Он сидел в кресле, Роксана сидела у него на коленях, ее белые волосы обрамляли его плечи. Все посмотрели на Данику. Свернувшись калачиком на стуле, балансируя на лодыжках, Даника выглядела расчетливо.
— Это меры предосторожности, которые он предпринимает, но я думаю, было бы смело предположить, что он ничего не знает. Как быстро он действовал...Это временная шкала человека, который знает что-то большее, чем все мы.
Я согласился с Даникой. Бенейтес не был дураком. Никто не мог управлять Картелем более шести десятилетий, только будучи идиотом можно было на это надеяться.
Федор заговорил, откинувшись на спинку стула Даники:
— Бенейтес известен своей высокой безопасностью.
Есть хороший шанс, что кто-то из его людей или камер что-то заснял. А может быть, даже ребенок в школе.
— Грустно проговорила Олеся. Я кивнул, обдумывая информацию и приходя к выводу.
— Не спускай глаз с Ломбардцев, Макдермоттов и Лефевров. Нет никаких сомнений, что они тоже следят за Бенитесом, и мне любопытно посмотреть, как они это делают.
С этим заключительным заявлением моя семья начала расходиться. Даника вытянула ноги.
— Ты хочешь, чтобы я рассказала Елене?
— Это не ее дело, — резко сказал Дмитрий.
Он был в особенно кислом настроении после того, как Татьяна сказала мужу, что Елена ей нравится; Дмитрий воспринял это как личное оскорбление.
Она здесь, чтобы помочь моей жене, а не советовать нам по вопросам мафии. Роман согласно кивнул. Даже Роксана выглядела так, будто согласилась, хотя я уверен, что ее доводы отличались от доводов мужчин.
Я проигнорировал их и сказал Данике:
— Я сам скажу Елене.
— Ты уже что-нибудь вытянул из нее? — спросил Роман, глядя на Данику с пола. Никто из них не знал, как правильно пользоваться мебелью. Даника покачала головой, мельком взглянув на меня.
— Нет, пока нет. Она...
— Сука? — ответил Роман.
— Роман, — предупредил я. Он заметил выражение моего лица и быстро пробормотал извинения.
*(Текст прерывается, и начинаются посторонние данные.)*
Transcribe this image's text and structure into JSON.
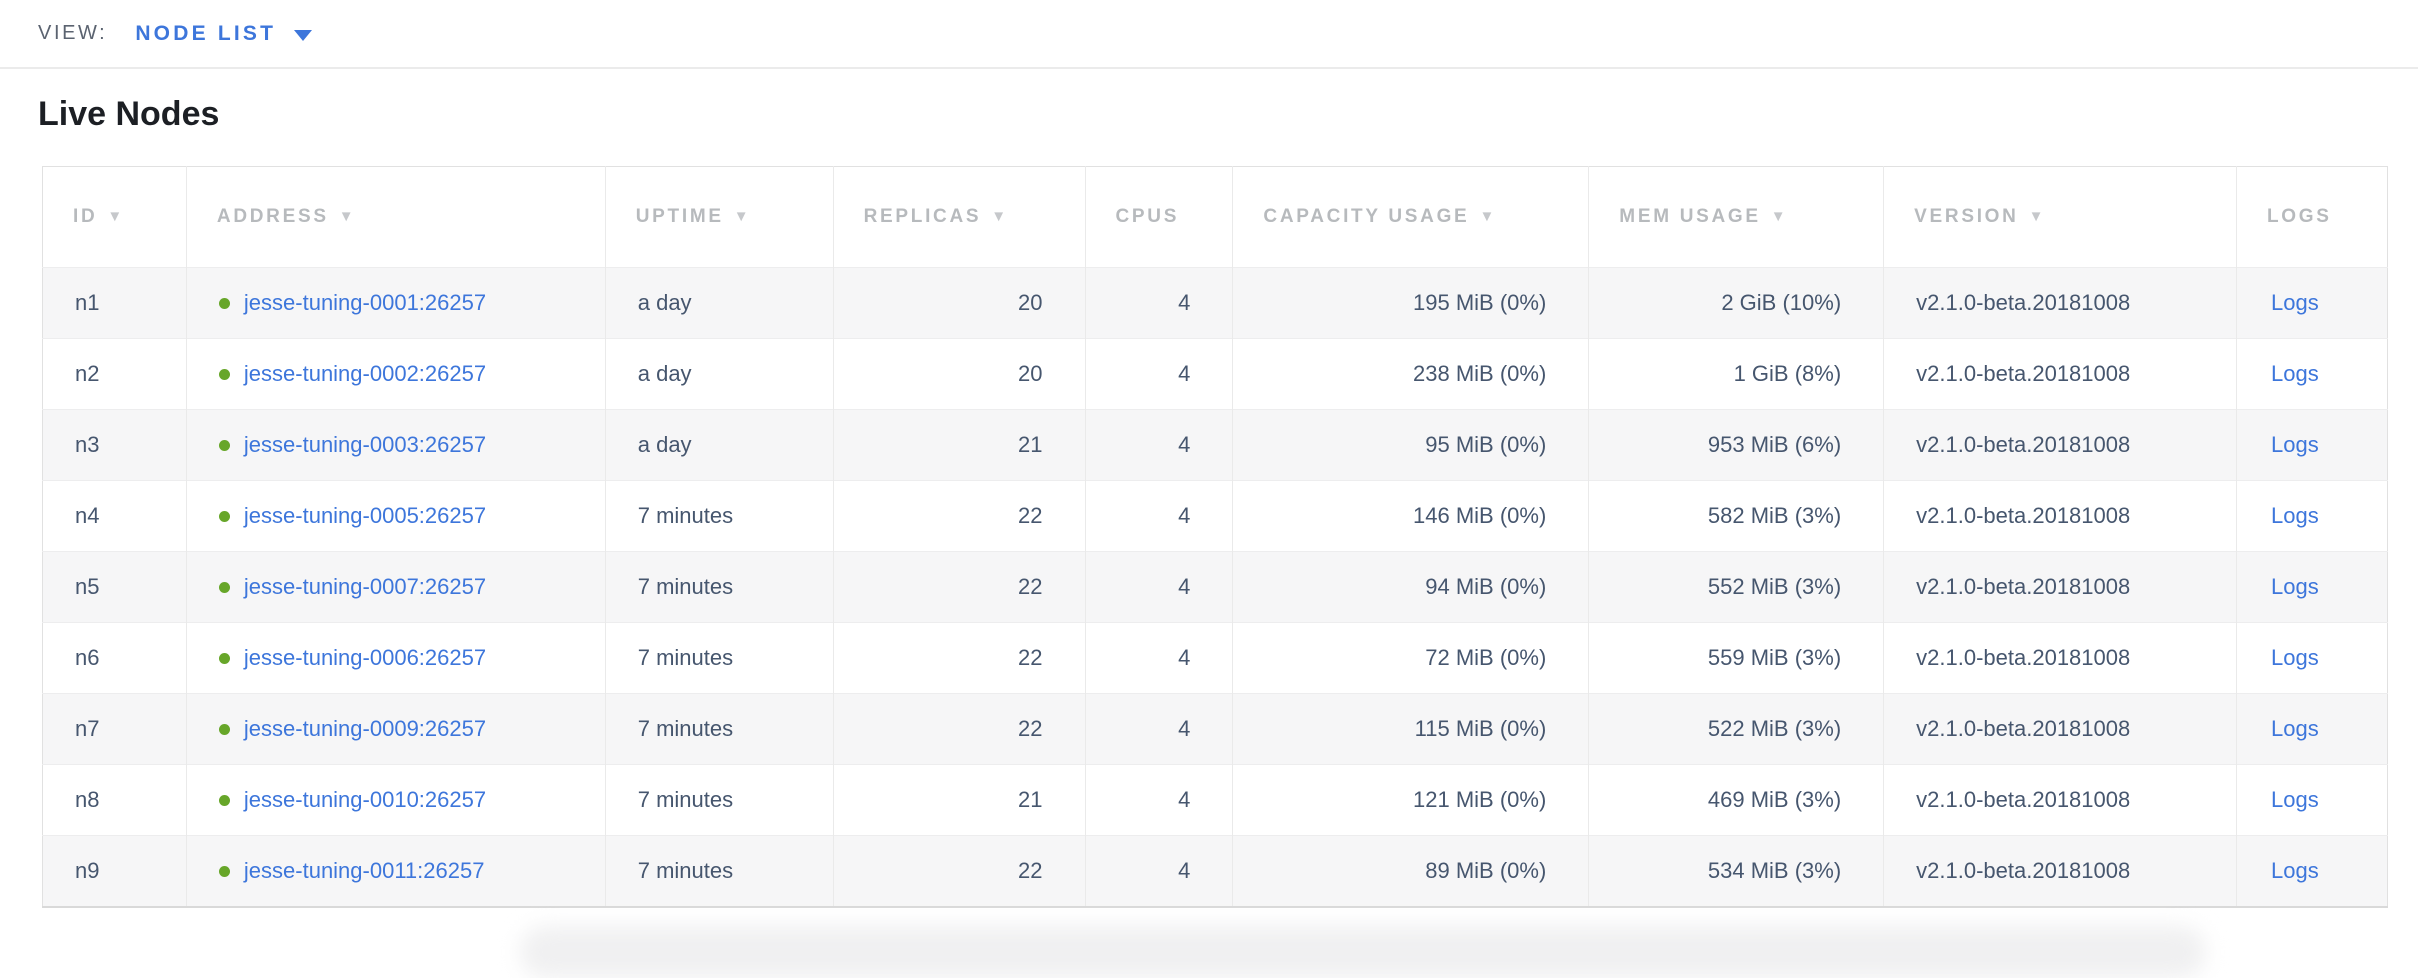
{
  "view_bar": {
    "label": "VIEW:",
    "selected": "NODE LIST"
  },
  "page_title": "Live Nodes",
  "table": {
    "sort_icon": "▼",
    "columns": [
      {
        "key": "id",
        "label": "ID",
        "sortable": true,
        "align": "left"
      },
      {
        "key": "address",
        "label": "ADDRESS",
        "sortable": true,
        "align": "left",
        "type": "node-link"
      },
      {
        "key": "uptime",
        "label": "UPTIME",
        "sortable": true,
        "align": "left"
      },
      {
        "key": "replicas",
        "label": "REPLICAS",
        "sortable": true,
        "align": "right"
      },
      {
        "key": "cpus",
        "label": "CPUS",
        "sortable": false,
        "align": "right"
      },
      {
        "key": "capacity",
        "label": "CAPACITY USAGE",
        "sortable": true,
        "align": "right"
      },
      {
        "key": "mem",
        "label": "MEM USAGE",
        "sortable": true,
        "align": "right"
      },
      {
        "key": "version",
        "label": "VERSION",
        "sortable": true,
        "align": "left"
      },
      {
        "key": "logs",
        "label": "LOGS",
        "sortable": false,
        "align": "left",
        "type": "link"
      }
    ],
    "rows": [
      {
        "id": "n1",
        "address": "jesse-tuning-0001:26257",
        "uptime": "a day",
        "replicas": "20",
        "cpus": "4",
        "capacity": "195 MiB (0%)",
        "mem": "2 GiB (10%)",
        "version": "v2.1.0-beta.20181008",
        "logs": "Logs"
      },
      {
        "id": "n2",
        "address": "jesse-tuning-0002:26257",
        "uptime": "a day",
        "replicas": "20",
        "cpus": "4",
        "capacity": "238 MiB (0%)",
        "mem": "1 GiB (8%)",
        "version": "v2.1.0-beta.20181008",
        "logs": "Logs"
      },
      {
        "id": "n3",
        "address": "jesse-tuning-0003:26257",
        "uptime": "a day",
        "replicas": "21",
        "cpus": "4",
        "capacity": "95 MiB (0%)",
        "mem": "953 MiB (6%)",
        "version": "v2.1.0-beta.20181008",
        "logs": "Logs"
      },
      {
        "id": "n4",
        "address": "jesse-tuning-0005:26257",
        "uptime": "7 minutes",
        "replicas": "22",
        "cpus": "4",
        "capacity": "146 MiB (0%)",
        "mem": "582 MiB (3%)",
        "version": "v2.1.0-beta.20181008",
        "logs": "Logs"
      },
      {
        "id": "n5",
        "address": "jesse-tuning-0007:26257",
        "uptime": "7 minutes",
        "replicas": "22",
        "cpus": "4",
        "capacity": "94 MiB (0%)",
        "mem": "552 MiB (3%)",
        "version": "v2.1.0-beta.20181008",
        "logs": "Logs"
      },
      {
        "id": "n6",
        "address": "jesse-tuning-0006:26257",
        "uptime": "7 minutes",
        "replicas": "22",
        "cpus": "4",
        "capacity": "72 MiB (0%)",
        "mem": "559 MiB (3%)",
        "version": "v2.1.0-beta.20181008",
        "logs": "Logs"
      },
      {
        "id": "n7",
        "address": "jesse-tuning-0009:26257",
        "uptime": "7 minutes",
        "replicas": "22",
        "cpus": "4",
        "capacity": "115 MiB (0%)",
        "mem": "522 MiB (3%)",
        "version": "v2.1.0-beta.20181008",
        "logs": "Logs"
      },
      {
        "id": "n8",
        "address": "jesse-tuning-0010:26257",
        "uptime": "7 minutes",
        "replicas": "21",
        "cpus": "4",
        "capacity": "121 MiB (0%)",
        "mem": "469 MiB (3%)",
        "version": "v2.1.0-beta.20181008",
        "logs": "Logs"
      },
      {
        "id": "n9",
        "address": "jesse-tuning-0011:26257",
        "uptime": "7 minutes",
        "replicas": "22",
        "cpus": "4",
        "capacity": "89 MiB (0%)",
        "mem": "534 MiB (3%)",
        "version": "v2.1.0-beta.20181008",
        "logs": "Logs"
      }
    ]
  },
  "colors": {
    "link_blue": "#3d76db",
    "node_live_green": "#67a629",
    "header_gray": "#b7babd",
    "cell_text": "#46566e",
    "row_stripe": "#f6f6f7",
    "view_label_gray": "#5b6370",
    "title_black": "#1c1f24"
  }
}
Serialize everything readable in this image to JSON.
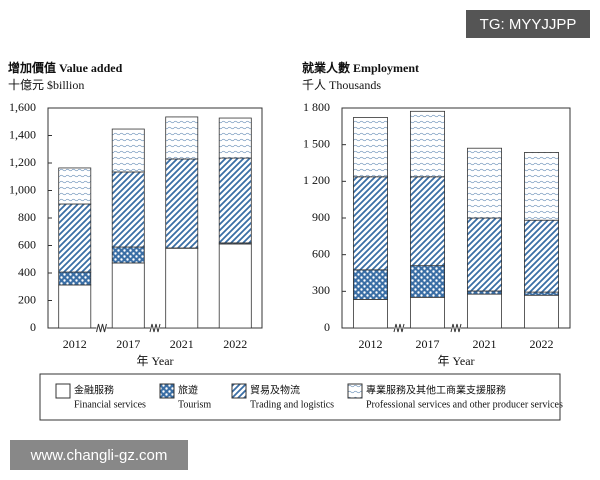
{
  "watermarks": [
    "TG: MYYJJPP",
    "www.changli-gz.com"
  ],
  "chart_data": [
    {
      "type": "stacked-bar",
      "title": "增加價值 Value added",
      "subtitle": "十億元 $billion",
      "xlabel": "年 Year",
      "categories": [
        "2012",
        "2017",
        "2021",
        "2022"
      ],
      "ylim": [
        0,
        1600
      ],
      "yticks": [
        0,
        200,
        400,
        600,
        800,
        {
          "value": 1000,
          "label": "1,000"
        },
        {
          "value": 1200,
          "label": "1,200"
        },
        {
          "value": 1400,
          "label": "1,400"
        },
        {
          "value": 1600,
          "label": "1,600"
        }
      ],
      "axis_breaks": true,
      "series": [
        {
          "name": "Financial services",
          "name_zh": "金融服務",
          "pattern": "solid",
          "color": "#ffffff",
          "values": [
            313,
            473,
            580,
            611
          ]
        },
        {
          "name": "Tourism",
          "name_zh": "旅遊",
          "pattern": "dots",
          "color": "#3a6ea5",
          "values": [
            94,
            116,
            2,
            8
          ]
        },
        {
          "name": "Trading and logistics",
          "name_zh": "貿易及物流",
          "pattern": "diagonal",
          "color": "#3a6ea5",
          "values": [
            495,
            546,
            647,
            617
          ]
        },
        {
          "name": "Professional services and other producer services",
          "name_zh": "專業服務及其他工商業支援服務",
          "pattern": "waves",
          "color": "#7a9cc0",
          "values": [
            262,
            312,
            306,
            291
          ]
        }
      ]
    },
    {
      "type": "stacked-bar",
      "title": "就業人數 Employment",
      "subtitle": "千人 Thousands",
      "xlabel": "年 Year",
      "categories": [
        "2012",
        "2017",
        "2021",
        "2022"
      ],
      "ylim": [
        0,
        1800
      ],
      "yticks": [
        0,
        300,
        600,
        900,
        {
          "value": 1200,
          "label": "1 200"
        },
        {
          "value": 1500,
          "label": "1 500"
        },
        {
          "value": 1800,
          "label": "1 800"
        }
      ],
      "axis_breaks": true,
      "series": [
        {
          "values": [
            234,
            251,
            277,
            268
          ]
        },
        {
          "values": [
            242,
            259,
            26,
            26
          ]
        },
        {
          "values": [
            761,
            727,
            597,
            588
          ]
        },
        {
          "values": [
            485,
            536,
            571,
            554
          ]
        }
      ]
    }
  ]
}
— Я собиралась сказать «отстраненная», — перебила Даника. Она просто немного сложнее, чем все остальные, с ограничениями. Я расколю ее, не волнуйся.
Мы обсудили еще несколько насущных вопросов, прежде чем заседание было закрыто. Через несколько дней Артем проинструктировал нас о безопасности "хорсераса", а Федор, о том, как продвигается работа лаборатории и когда будет готова следующая партия.
После встречи я разыскал Елену.
Она не была ни в своей комнате, ни с Татьяной; вместо этого я нашел ее в библиотеке.
Елена стояла на коленях на полу, перед ней веером лежали книги, которые она, казалось, разбирала. Завеса каштановых волос упала вперед, скрывая ее лицо.
Она потянулась вперед, чтобы взять книгу вне досягаемости, давая мне хороший вид на ее зад. От ее сладкой персиковой попки до длинной, без единого изъяна шеи, Елена была воплощением искушения.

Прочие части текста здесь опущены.